2 votes    Permalink    Report Abuse

I know this thread is past it's due date but I just felt I had to express my annoyance at this phrase. Now in 2013 I hear "You are joking me" used on TV, radio and even by my own family members (though I think they just say it to wind me up). For me this is not correct English but I'm sure as time moves on it will gradually become the norm. As for me I am thinking of starting a campaign solely for the purpose of ridding us of this annoyingly incorrect use of the English language.

TimS January 7, 2013, 8:04am

11 votes    Permalink    Report Abuse

What has happened to good grammar?
"You are joking me" is grammatically incorrect. I cringe every time I hear some one say it, I dispair when I hear it on television, especially on the BBC. They should know better.

Joking is an intransitive verb and therefore should not be used in this way. It's as ridiculous as saying "you are laughing me". You can neither laugh me nor joke me. You can make a joke or say you are joking but please do not use "joking me".

Jacynth January 10, 2013, 4:27am

10 votes    Permalink    Report Abuse

I burst out laughing (or perhaps I should say I Iolled) when I read Anonymous's "correction" of Rufus, saying 'gotta' was a contraction of 'got to', not 'have go to', giving the examples:

You've gotta... = you have got to....
You gotta... = you got to...

'You got to ...' is ungrammatical of course, at least in Standard English. And if someone uses 'gotta', are they really going to bother with the 've? - surely it would be something like 'I gotta go', or from my generation - 'I gotta split, man'. (which is perhaps a little ambiguous!)

When I checked a couple of dictionaries, sure enough 'gotta' was defined as "the written form of the word some people use to mean ‘have got to’ or ‘have got a’, which is not considered to be correct". An example of the latter being 'Gotta cigarette? (= Have you got a cigarette)'. Which by Anonymous's reasoning would presumably be (= Got a cigarette?) - which we do say, but is itself an ellipsis of 'Have you got ...'.

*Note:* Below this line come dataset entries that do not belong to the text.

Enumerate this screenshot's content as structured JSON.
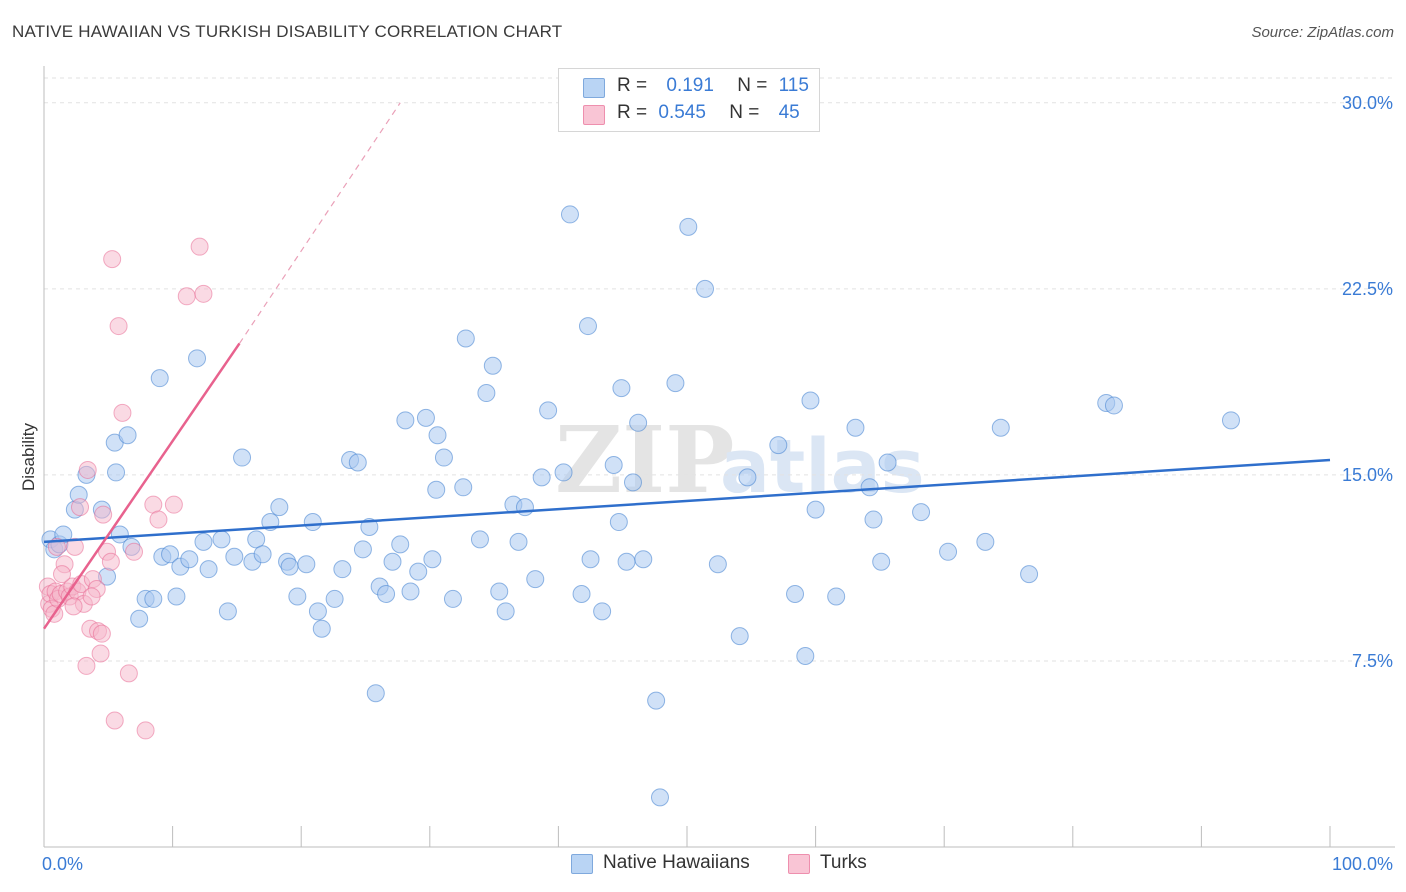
{
  "header": {
    "title": "NATIVE HAWAIIAN VS TURKISH DISABILITY CORRELATION CHART",
    "source": "Source: ZipAtlas.com"
  },
  "legend": {
    "r_label": "R =",
    "n_label": "N =",
    "rows": [
      {
        "r": "0.191",
        "n": "115"
      },
      {
        "r": "0.545",
        "n": "45"
      }
    ]
  },
  "watermark": {
    "zip": "ZIP",
    "atlas": "atlas"
  },
  "chart_data": {
    "type": "scatter",
    "title": "NATIVE HAWAIIAN VS TURKISH DISABILITY CORRELATION CHART",
    "xlabel": "",
    "ylabel": "Disability",
    "xlim": [
      0,
      100
    ],
    "ylim": [
      0,
      31
    ],
    "x_tick_labels": [
      "0.0%",
      "100.0%"
    ],
    "y_ticks": [
      7.5,
      15.0,
      22.5,
      30.0
    ],
    "y_tick_labels": [
      "7.5%",
      "15.0%",
      "22.5%",
      "30.0%"
    ],
    "grid": true,
    "colors": {
      "blue": "#3f7fcf",
      "blue_fill": "#a9c8f0",
      "pink": "#e8628e",
      "pink_fill": "#f6b6c9",
      "axis_text": "#3a7bd5"
    },
    "series": [
      {
        "name": "Native Hawaiians",
        "r": 0.191,
        "n": 115,
        "trend": {
          "x0": 0,
          "y0": 12.3,
          "x1": 100,
          "y1": 15.6
        },
        "points": [
          [
            0.5,
            12.4
          ],
          [
            0.8,
            12.0
          ],
          [
            1.2,
            12.2
          ],
          [
            1.5,
            12.6
          ],
          [
            2.4,
            13.6
          ],
          [
            2.7,
            14.2
          ],
          [
            3.3,
            15.0
          ],
          [
            4.5,
            13.6
          ],
          [
            4.9,
            10.9
          ],
          [
            5.5,
            16.3
          ],
          [
            5.6,
            15.1
          ],
          [
            5.9,
            12.6
          ],
          [
            6.5,
            16.6
          ],
          [
            6.8,
            12.1
          ],
          [
            7.4,
            9.2
          ],
          [
            7.9,
            10.0
          ],
          [
            8.5,
            10.0
          ],
          [
            9.0,
            18.9
          ],
          [
            9.2,
            11.7
          ],
          [
            9.8,
            11.8
          ],
          [
            10.3,
            10.1
          ],
          [
            10.6,
            11.3
          ],
          [
            11.3,
            11.6
          ],
          [
            11.9,
            19.7
          ],
          [
            12.4,
            12.3
          ],
          [
            12.8,
            11.2
          ],
          [
            13.8,
            12.4
          ],
          [
            14.3,
            9.5
          ],
          [
            14.8,
            11.7
          ],
          [
            15.4,
            15.7
          ],
          [
            16.2,
            11.5
          ],
          [
            16.5,
            12.4
          ],
          [
            17.0,
            11.8
          ],
          [
            17.6,
            13.1
          ],
          [
            18.3,
            13.7
          ],
          [
            18.9,
            11.5
          ],
          [
            19.1,
            11.3
          ],
          [
            19.7,
            10.1
          ],
          [
            20.4,
            11.4
          ],
          [
            20.9,
            13.1
          ],
          [
            21.3,
            9.5
          ],
          [
            21.6,
            8.8
          ],
          [
            22.6,
            10.0
          ],
          [
            23.2,
            11.2
          ],
          [
            23.8,
            15.6
          ],
          [
            24.4,
            15.5
          ],
          [
            24.8,
            12.0
          ],
          [
            25.3,
            12.9
          ],
          [
            25.8,
            6.2
          ],
          [
            26.1,
            10.5
          ],
          [
            26.6,
            10.2
          ],
          [
            27.1,
            11.5
          ],
          [
            27.7,
            12.2
          ],
          [
            28.1,
            17.2
          ],
          [
            28.5,
            10.3
          ],
          [
            29.1,
            11.1
          ],
          [
            29.7,
            17.3
          ],
          [
            30.2,
            11.6
          ],
          [
            30.6,
            16.6
          ],
          [
            30.5,
            14.4
          ],
          [
            31.1,
            15.7
          ],
          [
            31.8,
            10.0
          ],
          [
            32.6,
            14.5
          ],
          [
            32.8,
            20.5
          ],
          [
            33.9,
            12.4
          ],
          [
            34.4,
            18.3
          ],
          [
            34.9,
            19.4
          ],
          [
            35.4,
            10.3
          ],
          [
            35.9,
            9.5
          ],
          [
            36.5,
            13.8
          ],
          [
            37.4,
            13.7
          ],
          [
            38.2,
            10.8
          ],
          [
            38.7,
            14.9
          ],
          [
            39.2,
            17.6
          ],
          [
            40.9,
            25.5
          ],
          [
            40.4,
            15.1
          ],
          [
            41.8,
            10.2
          ],
          [
            42.3,
            21.0
          ],
          [
            42.5,
            11.6
          ],
          [
            43.4,
            9.5
          ],
          [
            44.3,
            15.4
          ],
          [
            44.7,
            13.1
          ],
          [
            44.9,
            18.5
          ],
          [
            45.8,
            14.7
          ],
          [
            46.2,
            17.1
          ],
          [
            46.6,
            11.6
          ],
          [
            47.6,
            5.9
          ],
          [
            47.9,
            2.0
          ],
          [
            49.1,
            18.7
          ],
          [
            50.1,
            25.0
          ],
          [
            51.4,
            22.5
          ],
          [
            52.4,
            11.4
          ],
          [
            54.1,
            8.5
          ],
          [
            57.1,
            16.2
          ],
          [
            58.4,
            10.2
          ],
          [
            59.2,
            7.7
          ],
          [
            59.6,
            18.0
          ],
          [
            60.0,
            13.6
          ],
          [
            61.6,
            10.1
          ],
          [
            63.1,
            16.9
          ],
          [
            64.2,
            14.5
          ],
          [
            64.5,
            13.2
          ],
          [
            65.1,
            11.5
          ],
          [
            65.6,
            15.5
          ],
          [
            68.2,
            13.5
          ],
          [
            70.3,
            11.9
          ],
          [
            73.2,
            12.3
          ],
          [
            74.4,
            16.9
          ],
          [
            76.6,
            11.0
          ],
          [
            82.6,
            17.9
          ],
          [
            83.2,
            17.8
          ],
          [
            92.3,
            17.2
          ],
          [
            45.3,
            11.5
          ],
          [
            36.9,
            12.3
          ],
          [
            54.7,
            14.9
          ]
        ]
      },
      {
        "name": "Turks",
        "r": 0.545,
        "n": 45,
        "trend": {
          "x0": 0,
          "y0": 8.8,
          "x1": 15.2,
          "y1": 20.3
        },
        "trend_dashed": {
          "x0": 15.2,
          "y0": 20.3,
          "x1": 27.7,
          "y1": 30.0
        },
        "points": [
          [
            0.3,
            10.5
          ],
          [
            0.4,
            9.8
          ],
          [
            0.5,
            10.2
          ],
          [
            0.6,
            9.6
          ],
          [
            0.8,
            9.4
          ],
          [
            0.9,
            10.3
          ],
          [
            1.1,
            10.0
          ],
          [
            1.3,
            10.2
          ],
          [
            1.6,
            11.4
          ],
          [
            1.8,
            10.3
          ],
          [
            2.0,
            10.1
          ],
          [
            2.2,
            10.5
          ],
          [
            2.4,
            12.1
          ],
          [
            2.6,
            10.3
          ],
          [
            2.8,
            13.7
          ],
          [
            2.9,
            10.6
          ],
          [
            3.1,
            9.8
          ],
          [
            3.3,
            7.3
          ],
          [
            3.4,
            15.2
          ],
          [
            3.6,
            8.8
          ],
          [
            3.8,
            10.8
          ],
          [
            4.1,
            10.4
          ],
          [
            4.2,
            8.7
          ],
          [
            4.4,
            7.8
          ],
          [
            4.6,
            13.4
          ],
          [
            4.9,
            11.9
          ],
          [
            5.2,
            11.5
          ],
          [
            5.3,
            23.7
          ],
          [
            5.5,
            5.1
          ],
          [
            5.8,
            21.0
          ],
          [
            6.1,
            17.5
          ],
          [
            6.6,
            7.0
          ],
          [
            7.0,
            11.9
          ],
          [
            7.9,
            4.7
          ],
          [
            8.5,
            13.8
          ],
          [
            8.9,
            13.2
          ],
          [
            10.1,
            13.8
          ],
          [
            11.1,
            22.2
          ],
          [
            12.1,
            24.2
          ],
          [
            12.4,
            22.3
          ],
          [
            1.0,
            12.1
          ],
          [
            2.3,
            9.7
          ],
          [
            3.7,
            10.1
          ],
          [
            4.5,
            8.6
          ],
          [
            1.4,
            11.0
          ]
        ]
      }
    ]
  },
  "bottom_legend": [
    {
      "label": "Native Hawaiians"
    },
    {
      "label": "Turks"
    }
  ]
}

And I was thinking of some examples when I realised that there's one case where Anonymous might unknowingly (I suspect) have a point. The well-known expression 'A man's gotta do what a man's gotta do' had just come into my mind, and here indeed we have one construction, third person singular, where 'gotta' does in fact mean 'got to' - 'He's gotta go now'. But one person out of six doesn't really make a rule.

Warsaw Will January 13, 2013, 5:10am

1 vote    Permalink    Report Abuse

I have a friend from Minnesota who has a plethora of improper common catch phrases.
"Are you joking me?" (*Kidding)
"I borrowed her twenty dollars." (*Lent)
He also calls a video game console a "counsel". The way to structures his sentences drive me up the wall. What is worse is that he believes he is correct for the most part because "Everyone from Minnesota talks that way"... How can this be? He thinks I am being ridiculous and I have to prove myself correct. I guess it is safe to say avoiding Minnesota and former Minnesota residents is advisable.

Well December 20, 2014, 11:23pm

2 votes    Permalink    Report Abuse

Another abuse of the English language together with 'would of' 'we was', 'you was', 'stadiums', 'criterias' and many, many more.